Grafana, InfluxDB, and collectd for systems monitoring and dashboarding
I’ve seen some pretty interesting Grafana graphs floating around the interwebs recently and finally made some time to investigate all the hype. I found a great blog post on how this technology is laid out; that blog post should be all you need to get started. I started by creating a new VM to host both my InfluxDB database, and the Grafana dashboarding service. Then I installed and enabled collectd on all the systems I wanted to collect data on. I enabled some of the basic plugins like smartd, libvirt, etc. and was up and collecting data quite easily. Collectd does a great job of basic data collection services, most of the data you’d typically want is gathered without any extra configuration or fuss. The plugins available seem vast. InfluxDB on the other hand took me a little time to understand how a time series database is intended to work.

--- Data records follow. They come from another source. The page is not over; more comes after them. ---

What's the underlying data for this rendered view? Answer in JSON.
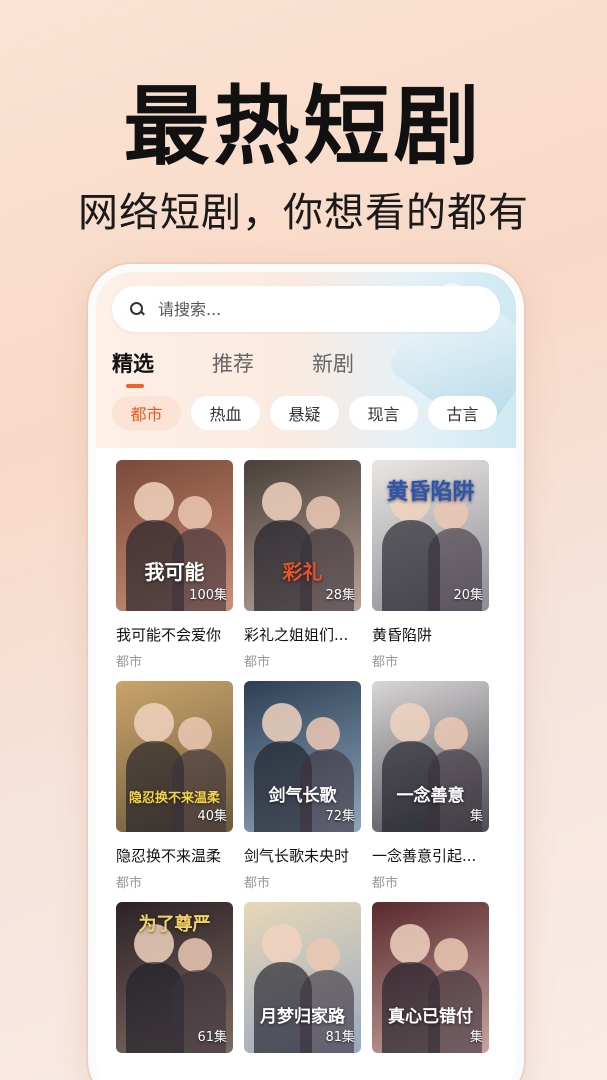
{
  "promo": {
    "headline": "最热短剧",
    "subheadline": "网络短剧，你想看的都有"
  },
  "search": {
    "placeholder": "请搜索..."
  },
  "tabs": [
    {
      "label": "精选",
      "active": true
    },
    {
      "label": "推荐",
      "active": false
    },
    {
      "label": "新剧",
      "active": false
    }
  ],
  "chips": [
    {
      "label": "都市",
      "active": true
    },
    {
      "label": "热血",
      "active": false
    },
    {
      "label": "悬疑",
      "active": false
    },
    {
      "label": "现言",
      "active": false
    },
    {
      "label": "古言",
      "active": false
    }
  ],
  "dramas": [
    {
      "title": "我可能不会爱你",
      "genre": "都市",
      "episodes": "100集",
      "poster_art": "我可能",
      "colors": [
        "#7c4a3a",
        "#c98f78"
      ],
      "art_color": "#fff"
    },
    {
      "title": "彩礼之姐姐们...",
      "genre": "都市",
      "episodes": "28集",
      "poster_art": "彩礼",
      "colors": [
        "#4a3f3a",
        "#b7a49a"
      ],
      "art_color": "#e8542a"
    },
    {
      "title": "黄昏陷阱",
      "genre": "都市",
      "episodes": "20集",
      "poster_art": "黄昏陷阱",
      "colors": [
        "#e9e6e2",
        "#8d8a96"
      ],
      "art_color": "#2a55b0"
    },
    {
      "title": "隐忍换不来温柔",
      "genre": "都市",
      "episodes": "40集",
      "poster_art": "隐忍换不来温柔",
      "colors": [
        "#c9a46b",
        "#6b5a3c"
      ],
      "art_color": "#f5d44a"
    },
    {
      "title": "剑气长歌未央时",
      "genre": "都市",
      "episodes": "72集",
      "poster_art": "剑气长歌",
      "colors": [
        "#2d3f55",
        "#8fa6bd"
      ],
      "art_color": "#ffffff"
    },
    {
      "title": "一念善意引起...",
      "genre": "都市",
      "episodes": "集",
      "poster_art": "一念善意",
      "colors": [
        "#d8d6d6",
        "#4b4a52"
      ],
      "art_color": "#ffffff"
    },
    {
      "title": "",
      "genre": "",
      "episodes": "61集",
      "poster_art": "为了尊严",
      "colors": [
        "#2c2226",
        "#7d6b62"
      ],
      "art_color": "#f2d26a"
    },
    {
      "title": "",
      "genre": "",
      "episodes": "81集",
      "poster_art": "月梦归家路",
      "colors": [
        "#e7d8b8",
        "#98a8c0"
      ],
      "art_color": "#ffffff"
    },
    {
      "title": "",
      "genre": "",
      "episodes": "集",
      "poster_art": "真心已错付",
      "colors": [
        "#5a2a2e",
        "#c7a5a0"
      ],
      "art_color": "#ffffff"
    }
  ]
}
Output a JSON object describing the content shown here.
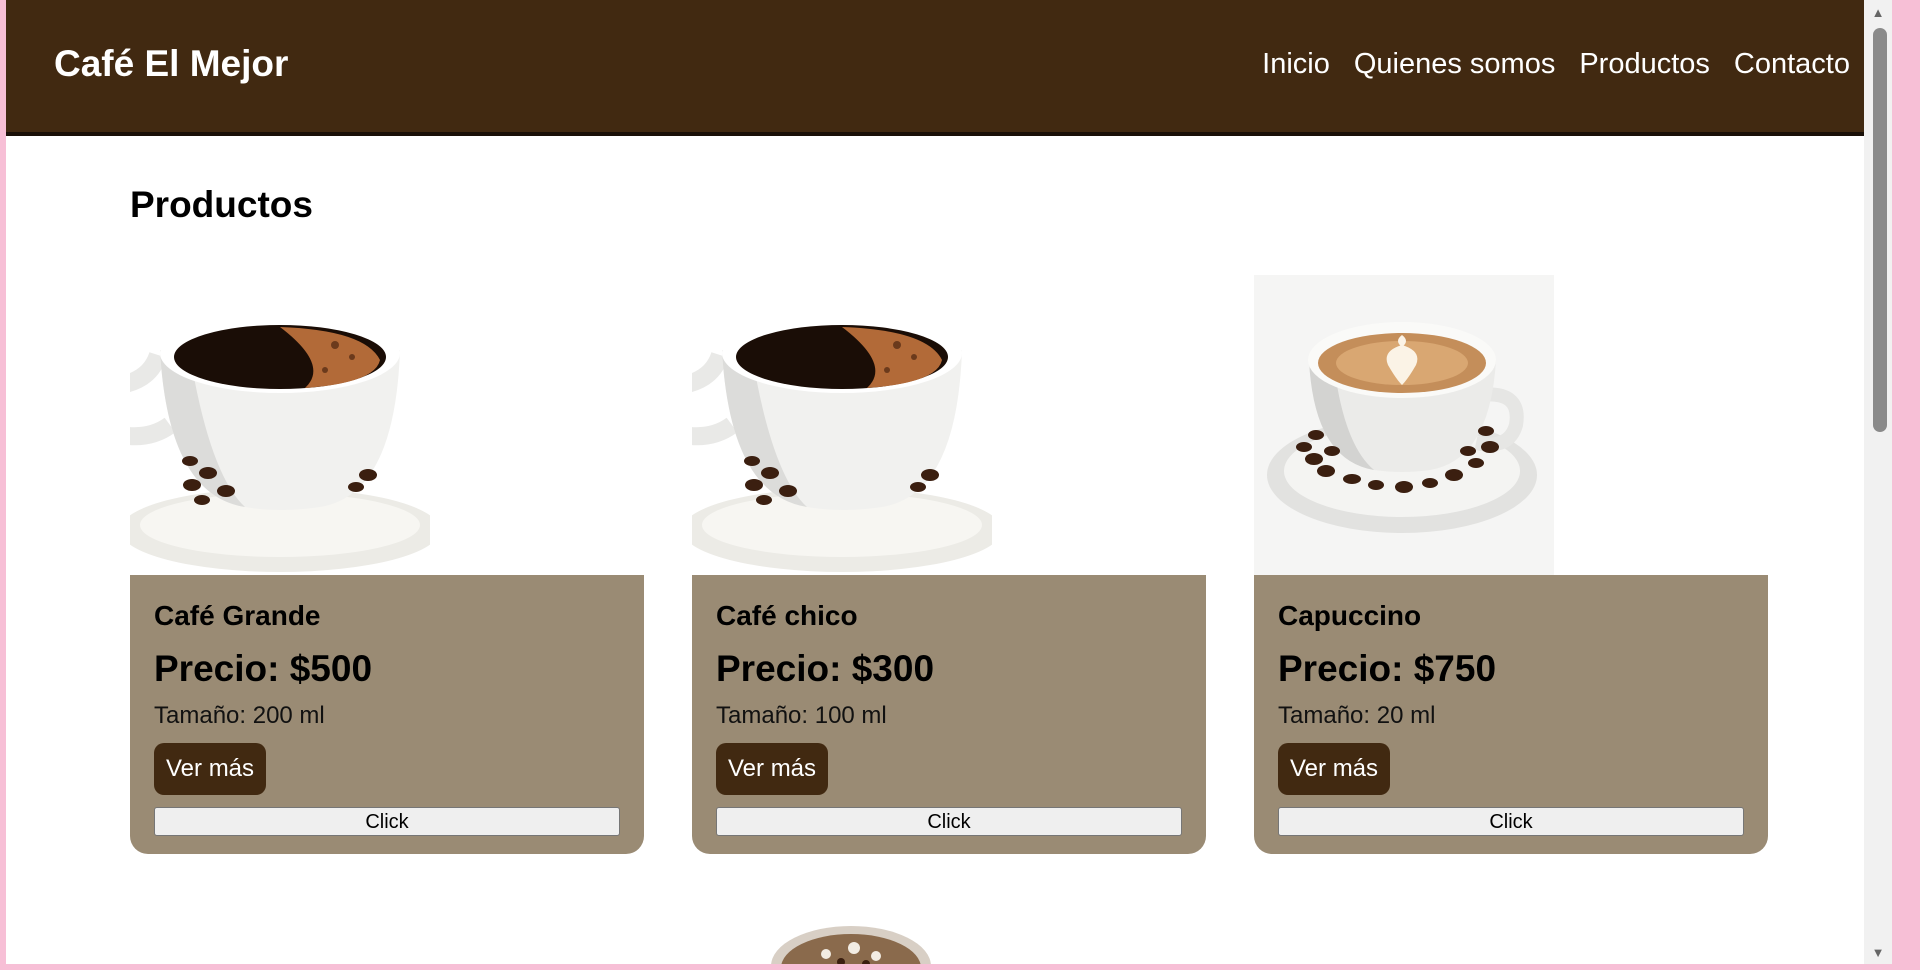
{
  "header": {
    "brand": "Café El Mejor",
    "nav": [
      "Inicio",
      "Quienes somos",
      "Productos",
      "Contacto"
    ]
  },
  "main": {
    "title": "Productos",
    "products": [
      {
        "name": "Café Grande",
        "price": "Precio: $500",
        "size": "Tamaño: 200 ml",
        "more_label": "Ver más",
        "click_label": "Click",
        "image": "black-coffee-cup"
      },
      {
        "name": "Café chico",
        "price": "Precio: $300",
        "size": "Tamaño: 100 ml",
        "more_label": "Ver más",
        "click_label": "Click",
        "image": "black-coffee-cup"
      },
      {
        "name": "Capuccino",
        "price": "Precio: $750",
        "size": "Tamaño: 20 ml",
        "more_label": "Ver más",
        "click_label": "Click",
        "image": "cappuccino-latte-art-cup"
      }
    ]
  },
  "colors": {
    "header_bg": "#412911",
    "card_bg": "#9a8b74",
    "button_bg": "#412911",
    "window_frame": "#f7bfd6"
  },
  "scrollbar": {
    "up_icon": "triangle-up-icon",
    "down_icon": "triangle-down-icon"
  }
}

InfluxDB isn’t too far a stretch from basic SQL querying and data storage, but there are some small differences. Typically the two fields with data that you can perform functions on are the time field, and the value field of the data that you’re collecting. The rest of the entries are classified as “tags”, and function more as metadata than data itself. So for example, you can’t do a SUM() or DISTINCT() function on a tag, just the value field. But you can query using the tags like you would normally for filtering, grouping, or joining data. Additionally, what you’d normally call a table is now called a measurement. These changes are odd at first but as you start to understand the purpose, the data structure, and general intent of a time-series database they start to make good sense. (These changes are intended for query speed, and data storage surrounding time-series data.)

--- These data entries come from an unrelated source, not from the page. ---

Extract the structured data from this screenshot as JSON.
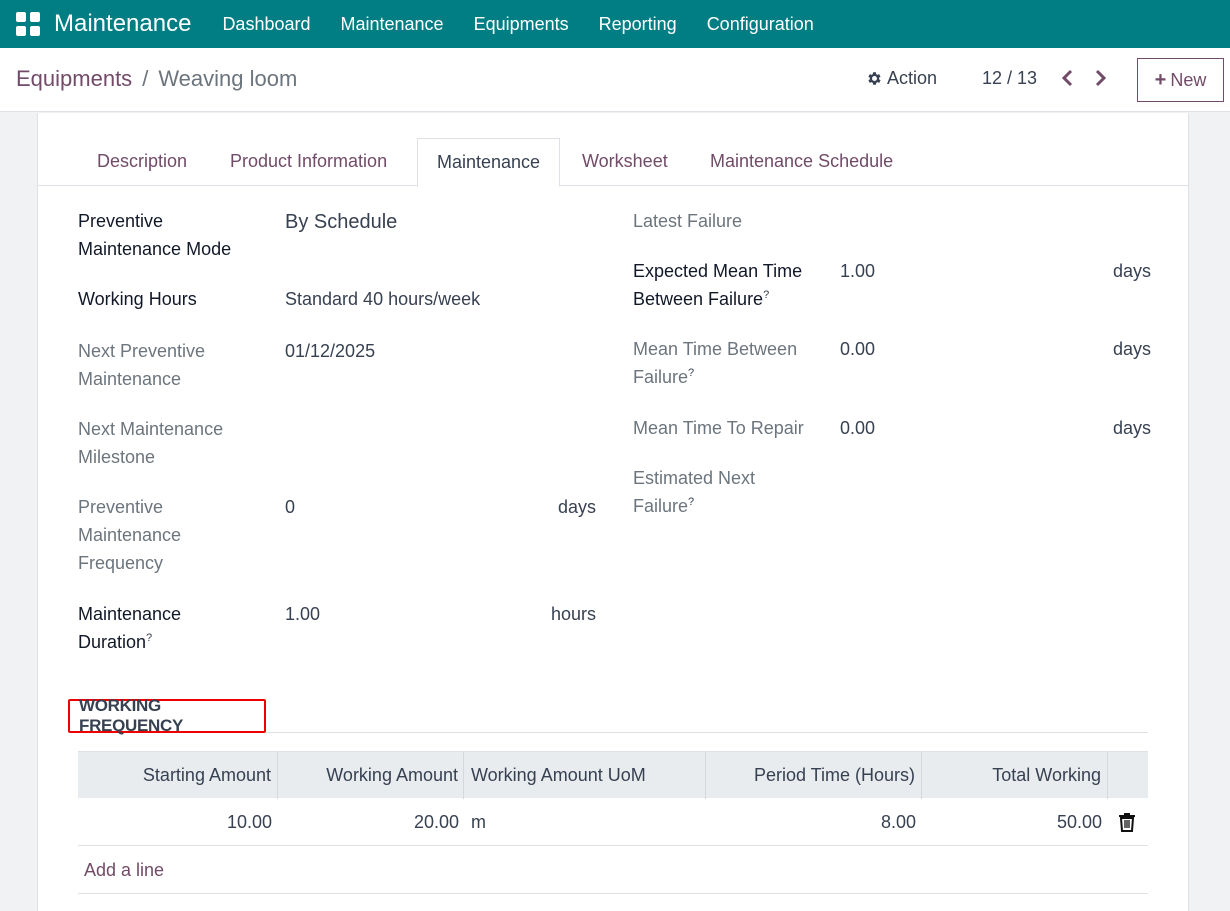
{
  "topbar": {
    "app_name": "Maintenance",
    "menu": [
      "Dashboard",
      "Maintenance",
      "Equipments",
      "Reporting",
      "Configuration"
    ],
    "bg_color": "#017e84"
  },
  "control": {
    "breadcrumb_parent": "Equipments",
    "breadcrumb_separator": "/",
    "breadcrumb_current": "Weaving loom",
    "action_label": "Action",
    "pager": "12 / 13",
    "new_label": "New",
    "accent_color": "#714b67"
  },
  "tabs": [
    "Description",
    "Product Information",
    "Maintenance",
    "Worksheet",
    "Maintenance Schedule"
  ],
  "active_tab": "Maintenance",
  "left_fields": {
    "mode_label_1": "Preventive",
    "mode_label_2": "Maintenance Mode",
    "mode_value": "By Schedule",
    "hours_label": "Working Hours",
    "hours_value": "Standard 40 hours/week",
    "next_prev_label_1": "Next Preventive",
    "next_prev_label_2": "Maintenance",
    "next_prev_value": "01/12/2025",
    "milestone_label_1": "Next Maintenance",
    "milestone_label_2": "Milestone",
    "freq_label_1": "Preventive",
    "freq_label_2": "Maintenance",
    "freq_label_3": "Frequency",
    "freq_value": "0",
    "freq_unit": "days",
    "duration_label_1": "Maintenance",
    "duration_label_2": "Duration",
    "duration_value": "1.00",
    "duration_unit": "hours"
  },
  "right_fields": {
    "latest_failure_label": "Latest Failure",
    "expected_mtbf_label_1": "Expected Mean Time",
    "expected_mtbf_label_2": "Between Failure",
    "expected_mtbf_value": "1.00",
    "expected_mtbf_unit": "days",
    "mtbf_label_1": "Mean Time Between",
    "mtbf_label_2": "Failure",
    "mtbf_value": "0.00",
    "mtbf_unit": "days",
    "mttr_label": "Mean Time To Repair",
    "mttr_value": "0.00",
    "mttr_unit": "days",
    "est_next_label_1": "Estimated Next",
    "est_next_label_2": "Failure"
  },
  "help_marker": "?",
  "working_frequency": {
    "title": "WORKING FREQUENCY",
    "columns": [
      "Starting Amount",
      "Working Amount",
      "Working Amount UoM",
      "Period Time (Hours)",
      "Total Working"
    ],
    "rows": [
      {
        "starting_amount": "10.00",
        "working_amount": "20.00",
        "uom": "m",
        "period_time": "8.00",
        "total_working": "50.00"
      }
    ],
    "add_line": "Add a line"
  }
}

I created a collectd database in InfluxDB, and set the collectd daemons I setup to write their data here. After some data was collected and written, this is what my basic measurements (tables) structure had available for querying:
It was from here where I did a basic SQL query to see what kind of data was collected:
After opening up the Grafana interface, and creating a new dashboard, I found that Grafana has a place to directly insert these queries and will parse the data into the graphs I was used to seeing. My workflow then turned into refining SQL queries to grok the data I wanted, and then copy & pasting that query into Grafana for display. The first stats I went after were system load, free memory, and swap usage, as the systems I want monitored are all hypervisors. This is what I ended up with:
Very nice! The interface and graph creating is very intuitive, I won’t bother explaining it. But I will talk about the last three graphs, as I ended up parsing this data into InfluxDB manually myself. Grafana has a few pre-defined data sources that you can use, however they’re mostly other time-series databases or data aggregation frameworks. What happens if you’ve got other simpler metrics sources like scripts, or logs that you want made into pretty graphs? Keep reading, 🙂 .

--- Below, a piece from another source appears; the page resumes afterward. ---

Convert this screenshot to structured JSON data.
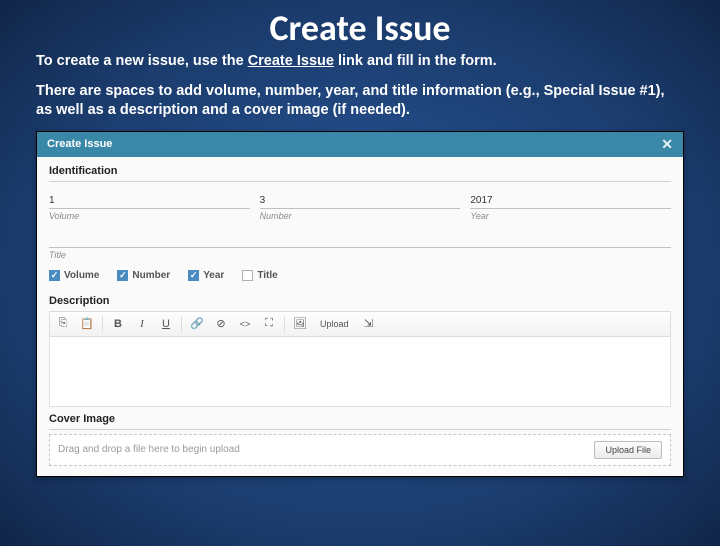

I use speedtest-cli to do basic monitoring of my ISP internet connection. This is the command-line equivalent of using the speedtest.net browser speedtest. It makes some concessions in its accuracy/speed, however it’s still quite good at providing a basic up/down and latency test. Using this in conjunction with smokeping gives me a good health assessment of what my internet service provider is actually giving me. I’ve got several months of this speedtest data in logfiles that I want grokked into Grafana, but how do I do that considering Grafana’s data sources?
Well, after some investigating, I ended up writing a couple of python scripts that do manual inserts into the InfluxDB. This seemed to be the cleanest and easiest way forward of getting this data into a Grafana usable form. The two scripts are on my github if you’d like to use them. They are:
- speedtest-to-influxdb
- This script calls the speedtest-cli shell command, performs the test, captures the data, then inserts it into InfluxDB under a new measurement called isp_bandwidth. I’m then able to query as usual from InfluxDB.
- add_speed_data
- This script reads a logfile of previously captured speedtest-cli data, and inserts it into InfluxDB. On my github page you can find a formatted logfile for an example. If you’ve got similar data, it should be easy to use awk to format it to be used for this script.
During this process I noticed there had been a new speedtest utility released that does shortform results reporting. I switched to using this new form in the process, as this form also displays latency in addition to up/down bandwidth. So my previous log data won’t have the latency captured. Note, InfluxDB has good documentation on how to write data into it, should you need to. One should also note that the preferred data types to use in InfluxDB are either integer or float. It isn’t easy to convert already captured data into another data type, (I had originally and unknowningly imported all my log data in string format, which throws off the min/max/avg statistics among other things), so it’s important to do it correctly the first time around.
All in all, I’m pretty happy with the Grafana/InfluxDB/collectd experience. Once again, open source software is enabling users to have access to highly innovative and cost-effective solutions that drive value for their business.